Notification for the wider economy

If a transaction does not involve a listed sector, but may still have a national security element, businesses, whilst not mandated, are still encouraged to submit a notification. Parties should review the Statement to help them assess the types of transactions that may raise national security concerns.

The types of transactions which should be notified to government include: transactions which do not fall in the mandatory regime but may still raise a national security concern and the acquisition and control of assets, such as security software code and blueprints for sensitive equipment.

Part 2: government assessment of notification

Following a notification, the Secretary of State will have a maximum of 30 working days to decide whether to call in a transaction to further scrutinise a transaction for national security concerns.

Government screening and the information gathering power

The government may request any information, at any time, from any person if it is necessary to inform an assessment of the national security risks of a transaction. This information should be provided as quickly and thoroughly to ensure the government can complete its assessment of the notification in good time.

Part 3: government national security assessment

Once the government has decided that there may be a national security concern in a transaction, there will be a detailed review. The government can then take any action it considers necessary and proportionate to address any national security risk.

Assessment period

Once it decides to scrutinise a transaction, the government has up to 30 working days to do a detailed national security assessment. This can be extended by a further 45 working days. If more time is needed, the government will discuss a possible extension with the relevant businesses and investors.

The government will have powers to require that the businesses and investors provide any information relevant to the transaction. This will help inform the national security assessment. You must comply with any request for information from the government.

During the assessment period, businesses and investors can continue to progress the transaction (unless the government orders otherwise).

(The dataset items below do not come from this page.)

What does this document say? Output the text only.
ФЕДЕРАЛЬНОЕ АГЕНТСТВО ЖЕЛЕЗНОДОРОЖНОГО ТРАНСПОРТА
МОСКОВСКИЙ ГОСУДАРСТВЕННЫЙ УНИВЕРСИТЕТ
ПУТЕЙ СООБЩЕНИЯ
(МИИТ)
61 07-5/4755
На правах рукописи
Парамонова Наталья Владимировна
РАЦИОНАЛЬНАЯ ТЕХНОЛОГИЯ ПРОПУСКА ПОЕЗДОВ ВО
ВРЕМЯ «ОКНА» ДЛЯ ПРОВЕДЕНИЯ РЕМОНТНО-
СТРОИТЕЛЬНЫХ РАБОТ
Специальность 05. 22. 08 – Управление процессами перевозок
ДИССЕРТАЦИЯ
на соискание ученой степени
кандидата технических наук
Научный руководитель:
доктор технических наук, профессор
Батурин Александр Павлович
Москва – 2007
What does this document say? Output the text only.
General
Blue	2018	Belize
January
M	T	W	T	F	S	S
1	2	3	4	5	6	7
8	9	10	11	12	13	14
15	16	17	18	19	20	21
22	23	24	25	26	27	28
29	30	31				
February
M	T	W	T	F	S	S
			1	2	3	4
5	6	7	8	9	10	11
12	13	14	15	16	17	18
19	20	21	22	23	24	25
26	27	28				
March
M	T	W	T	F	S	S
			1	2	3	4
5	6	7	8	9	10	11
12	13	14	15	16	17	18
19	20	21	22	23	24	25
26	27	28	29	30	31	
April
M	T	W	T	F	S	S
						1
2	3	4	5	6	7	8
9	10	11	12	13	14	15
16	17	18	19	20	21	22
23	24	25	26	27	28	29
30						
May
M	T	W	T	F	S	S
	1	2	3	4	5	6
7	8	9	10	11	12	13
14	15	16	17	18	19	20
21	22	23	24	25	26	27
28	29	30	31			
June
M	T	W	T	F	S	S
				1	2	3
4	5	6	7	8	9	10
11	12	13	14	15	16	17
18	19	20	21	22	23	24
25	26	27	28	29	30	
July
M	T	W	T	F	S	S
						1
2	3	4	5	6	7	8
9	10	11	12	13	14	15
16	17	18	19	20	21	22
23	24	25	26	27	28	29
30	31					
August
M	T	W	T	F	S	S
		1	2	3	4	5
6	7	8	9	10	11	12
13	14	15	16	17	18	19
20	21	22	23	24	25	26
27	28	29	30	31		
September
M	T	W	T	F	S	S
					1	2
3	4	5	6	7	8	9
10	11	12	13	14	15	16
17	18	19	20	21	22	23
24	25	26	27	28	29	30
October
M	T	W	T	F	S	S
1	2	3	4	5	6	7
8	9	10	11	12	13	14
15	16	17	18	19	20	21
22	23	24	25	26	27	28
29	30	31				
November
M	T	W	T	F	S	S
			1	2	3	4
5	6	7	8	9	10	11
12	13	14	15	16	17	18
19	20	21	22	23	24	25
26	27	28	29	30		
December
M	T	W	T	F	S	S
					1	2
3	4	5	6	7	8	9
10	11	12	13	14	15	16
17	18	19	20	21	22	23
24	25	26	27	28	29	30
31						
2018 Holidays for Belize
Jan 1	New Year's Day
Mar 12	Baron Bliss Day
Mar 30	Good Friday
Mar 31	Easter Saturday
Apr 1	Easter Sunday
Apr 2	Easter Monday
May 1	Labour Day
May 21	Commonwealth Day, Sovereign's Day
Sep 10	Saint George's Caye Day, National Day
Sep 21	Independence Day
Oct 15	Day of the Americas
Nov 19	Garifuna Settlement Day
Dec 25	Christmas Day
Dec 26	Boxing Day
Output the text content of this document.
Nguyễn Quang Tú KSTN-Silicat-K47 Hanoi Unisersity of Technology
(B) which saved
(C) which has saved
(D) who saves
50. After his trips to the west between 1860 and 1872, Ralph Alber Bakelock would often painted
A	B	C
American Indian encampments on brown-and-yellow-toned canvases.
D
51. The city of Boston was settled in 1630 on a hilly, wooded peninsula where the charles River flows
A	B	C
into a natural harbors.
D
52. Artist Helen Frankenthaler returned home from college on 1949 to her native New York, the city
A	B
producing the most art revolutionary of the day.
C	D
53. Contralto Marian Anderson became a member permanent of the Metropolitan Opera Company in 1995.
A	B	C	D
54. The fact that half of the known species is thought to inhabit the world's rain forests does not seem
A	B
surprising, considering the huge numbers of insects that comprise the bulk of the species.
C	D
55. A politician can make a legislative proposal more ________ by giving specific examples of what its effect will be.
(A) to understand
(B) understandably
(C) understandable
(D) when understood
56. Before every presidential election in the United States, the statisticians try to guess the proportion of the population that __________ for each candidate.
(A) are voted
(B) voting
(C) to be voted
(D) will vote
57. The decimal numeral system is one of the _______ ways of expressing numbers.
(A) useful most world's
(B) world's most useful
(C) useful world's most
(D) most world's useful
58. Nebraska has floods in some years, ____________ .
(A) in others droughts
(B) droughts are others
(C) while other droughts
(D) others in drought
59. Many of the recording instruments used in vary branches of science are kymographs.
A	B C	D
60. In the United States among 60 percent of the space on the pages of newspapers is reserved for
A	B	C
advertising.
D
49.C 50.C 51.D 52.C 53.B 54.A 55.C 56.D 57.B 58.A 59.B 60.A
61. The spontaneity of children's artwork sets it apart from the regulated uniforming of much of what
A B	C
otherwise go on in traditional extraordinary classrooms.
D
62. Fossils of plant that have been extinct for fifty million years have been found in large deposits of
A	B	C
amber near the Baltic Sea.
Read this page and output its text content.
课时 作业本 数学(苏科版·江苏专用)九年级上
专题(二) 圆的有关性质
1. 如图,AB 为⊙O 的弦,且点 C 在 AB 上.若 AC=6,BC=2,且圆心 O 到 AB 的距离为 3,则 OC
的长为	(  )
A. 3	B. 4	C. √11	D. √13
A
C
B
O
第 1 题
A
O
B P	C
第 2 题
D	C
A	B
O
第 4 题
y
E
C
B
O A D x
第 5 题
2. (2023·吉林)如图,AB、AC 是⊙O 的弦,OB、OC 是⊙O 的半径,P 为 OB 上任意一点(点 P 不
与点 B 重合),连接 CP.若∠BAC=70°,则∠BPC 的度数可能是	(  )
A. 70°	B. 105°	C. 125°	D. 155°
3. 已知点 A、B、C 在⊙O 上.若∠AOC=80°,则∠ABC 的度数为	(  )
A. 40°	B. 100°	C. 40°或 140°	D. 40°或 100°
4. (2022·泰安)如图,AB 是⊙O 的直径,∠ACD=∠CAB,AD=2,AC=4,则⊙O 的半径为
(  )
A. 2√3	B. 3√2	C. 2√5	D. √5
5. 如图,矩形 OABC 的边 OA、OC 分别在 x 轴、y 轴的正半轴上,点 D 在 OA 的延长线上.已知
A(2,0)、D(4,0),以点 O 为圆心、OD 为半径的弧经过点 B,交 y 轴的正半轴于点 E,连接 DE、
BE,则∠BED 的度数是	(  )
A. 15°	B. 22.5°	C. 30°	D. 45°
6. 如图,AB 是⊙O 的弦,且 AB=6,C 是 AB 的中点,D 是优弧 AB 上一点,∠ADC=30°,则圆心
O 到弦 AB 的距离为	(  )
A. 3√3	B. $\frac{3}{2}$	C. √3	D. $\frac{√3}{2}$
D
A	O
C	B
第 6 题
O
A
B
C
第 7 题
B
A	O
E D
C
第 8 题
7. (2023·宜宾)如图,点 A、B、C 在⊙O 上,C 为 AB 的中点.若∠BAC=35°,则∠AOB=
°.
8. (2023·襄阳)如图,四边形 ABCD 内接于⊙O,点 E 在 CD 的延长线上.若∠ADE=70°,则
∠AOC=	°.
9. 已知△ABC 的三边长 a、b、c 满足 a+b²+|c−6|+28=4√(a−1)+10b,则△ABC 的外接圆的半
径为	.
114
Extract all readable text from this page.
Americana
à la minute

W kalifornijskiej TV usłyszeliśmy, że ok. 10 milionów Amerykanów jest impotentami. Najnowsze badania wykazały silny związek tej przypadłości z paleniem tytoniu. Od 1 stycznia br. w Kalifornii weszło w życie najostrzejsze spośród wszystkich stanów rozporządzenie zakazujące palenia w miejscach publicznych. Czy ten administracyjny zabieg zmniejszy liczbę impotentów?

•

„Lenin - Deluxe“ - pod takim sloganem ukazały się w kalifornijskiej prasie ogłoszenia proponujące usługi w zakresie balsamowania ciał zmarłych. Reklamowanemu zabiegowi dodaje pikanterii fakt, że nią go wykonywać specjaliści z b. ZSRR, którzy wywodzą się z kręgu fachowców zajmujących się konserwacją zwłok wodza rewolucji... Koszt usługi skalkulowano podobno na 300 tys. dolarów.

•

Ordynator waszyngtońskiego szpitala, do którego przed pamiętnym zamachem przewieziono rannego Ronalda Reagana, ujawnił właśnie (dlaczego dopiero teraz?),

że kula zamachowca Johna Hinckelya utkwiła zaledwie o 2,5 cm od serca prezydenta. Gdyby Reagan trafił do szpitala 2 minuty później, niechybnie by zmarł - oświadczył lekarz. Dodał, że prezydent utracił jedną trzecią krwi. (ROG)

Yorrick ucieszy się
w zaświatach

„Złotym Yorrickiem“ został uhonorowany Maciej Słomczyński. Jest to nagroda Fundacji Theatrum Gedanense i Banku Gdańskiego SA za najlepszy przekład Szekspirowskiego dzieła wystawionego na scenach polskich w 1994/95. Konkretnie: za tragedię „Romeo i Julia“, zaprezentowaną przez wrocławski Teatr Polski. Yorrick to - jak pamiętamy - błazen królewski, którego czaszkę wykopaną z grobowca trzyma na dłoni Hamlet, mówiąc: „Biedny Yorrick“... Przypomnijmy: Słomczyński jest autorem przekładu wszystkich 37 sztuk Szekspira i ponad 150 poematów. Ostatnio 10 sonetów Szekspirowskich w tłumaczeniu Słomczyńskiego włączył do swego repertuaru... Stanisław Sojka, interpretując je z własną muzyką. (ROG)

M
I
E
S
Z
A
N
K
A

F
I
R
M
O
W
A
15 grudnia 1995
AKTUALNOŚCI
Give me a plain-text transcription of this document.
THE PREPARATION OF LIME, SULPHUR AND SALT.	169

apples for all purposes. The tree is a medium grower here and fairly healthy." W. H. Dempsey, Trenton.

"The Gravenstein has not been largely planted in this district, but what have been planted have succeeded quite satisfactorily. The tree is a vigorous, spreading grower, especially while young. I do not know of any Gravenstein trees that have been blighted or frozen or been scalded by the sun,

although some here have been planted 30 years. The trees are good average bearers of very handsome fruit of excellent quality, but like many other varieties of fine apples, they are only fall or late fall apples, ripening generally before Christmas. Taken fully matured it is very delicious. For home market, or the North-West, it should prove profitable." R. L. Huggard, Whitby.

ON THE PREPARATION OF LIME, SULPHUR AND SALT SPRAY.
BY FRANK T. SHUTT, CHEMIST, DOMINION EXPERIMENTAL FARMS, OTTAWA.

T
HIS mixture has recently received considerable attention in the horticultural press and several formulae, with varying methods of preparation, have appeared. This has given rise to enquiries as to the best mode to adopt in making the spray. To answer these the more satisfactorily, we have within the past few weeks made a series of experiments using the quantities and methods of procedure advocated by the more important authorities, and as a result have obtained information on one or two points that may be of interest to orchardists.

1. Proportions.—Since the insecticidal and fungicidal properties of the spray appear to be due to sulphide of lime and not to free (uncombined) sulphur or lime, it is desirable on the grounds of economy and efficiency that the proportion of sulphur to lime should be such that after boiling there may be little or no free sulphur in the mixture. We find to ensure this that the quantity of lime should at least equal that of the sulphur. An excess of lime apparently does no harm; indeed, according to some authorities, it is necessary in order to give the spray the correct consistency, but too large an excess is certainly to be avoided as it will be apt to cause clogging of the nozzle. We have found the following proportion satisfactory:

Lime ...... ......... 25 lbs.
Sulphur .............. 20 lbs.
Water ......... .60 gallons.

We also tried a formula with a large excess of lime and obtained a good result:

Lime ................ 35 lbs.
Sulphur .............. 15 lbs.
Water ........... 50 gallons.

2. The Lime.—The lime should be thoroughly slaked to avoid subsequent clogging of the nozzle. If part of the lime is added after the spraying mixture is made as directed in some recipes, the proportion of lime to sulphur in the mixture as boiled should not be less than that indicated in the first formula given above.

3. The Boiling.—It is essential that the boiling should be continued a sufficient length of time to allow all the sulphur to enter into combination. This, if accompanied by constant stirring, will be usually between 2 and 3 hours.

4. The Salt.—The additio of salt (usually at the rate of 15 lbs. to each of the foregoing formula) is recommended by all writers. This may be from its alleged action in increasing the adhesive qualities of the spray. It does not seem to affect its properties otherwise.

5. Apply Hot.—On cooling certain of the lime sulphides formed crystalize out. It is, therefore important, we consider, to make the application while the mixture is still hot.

In the case of a notifiable acquisition, it must not be completed until clearance is given to the appropriate parties.

Government remedies

The government has published information on the types of remedies it expects to use to address national security risks . The government may issue orders forbidding or requiring certain actions to be taken by relevant parties, which in the extreme could include unwinding transactions.

Parties will have the opportunity to discuss any restrictions imposed on them. The government will be under duty to consider these representations if there has been a material change of circumstances.

Conclusion of a security assessment

Relevant parties will be provided with information about all decisions, including details of any conditions imposed, and the consequence of any breach of those conditions, when a national security assessment is concluded.

Once the government has concluded its assessment and made a decision, it cannot revisit its decision (though orders may be amended). However, if it is established that false or misleading information was provided in a notification or in response to an information request – the government can reopen the case.

Civil and criminal sanctions

The proposed legislation creates a number of sanctions, civil and criminal, that will apply in the event of non-compliance. For instance, criminal and civil sanctions are applicable where the acquirer has progressed a ‘notifiable acquisition’ to completion without clearance from the Secretary of State. Therefore we recommend that you engage early with the government and complete the notification process.

Interaction with CMA

Relevant merger situations can be effectively scrutinised by the CMA in parallel to security assessments under the NSI regime.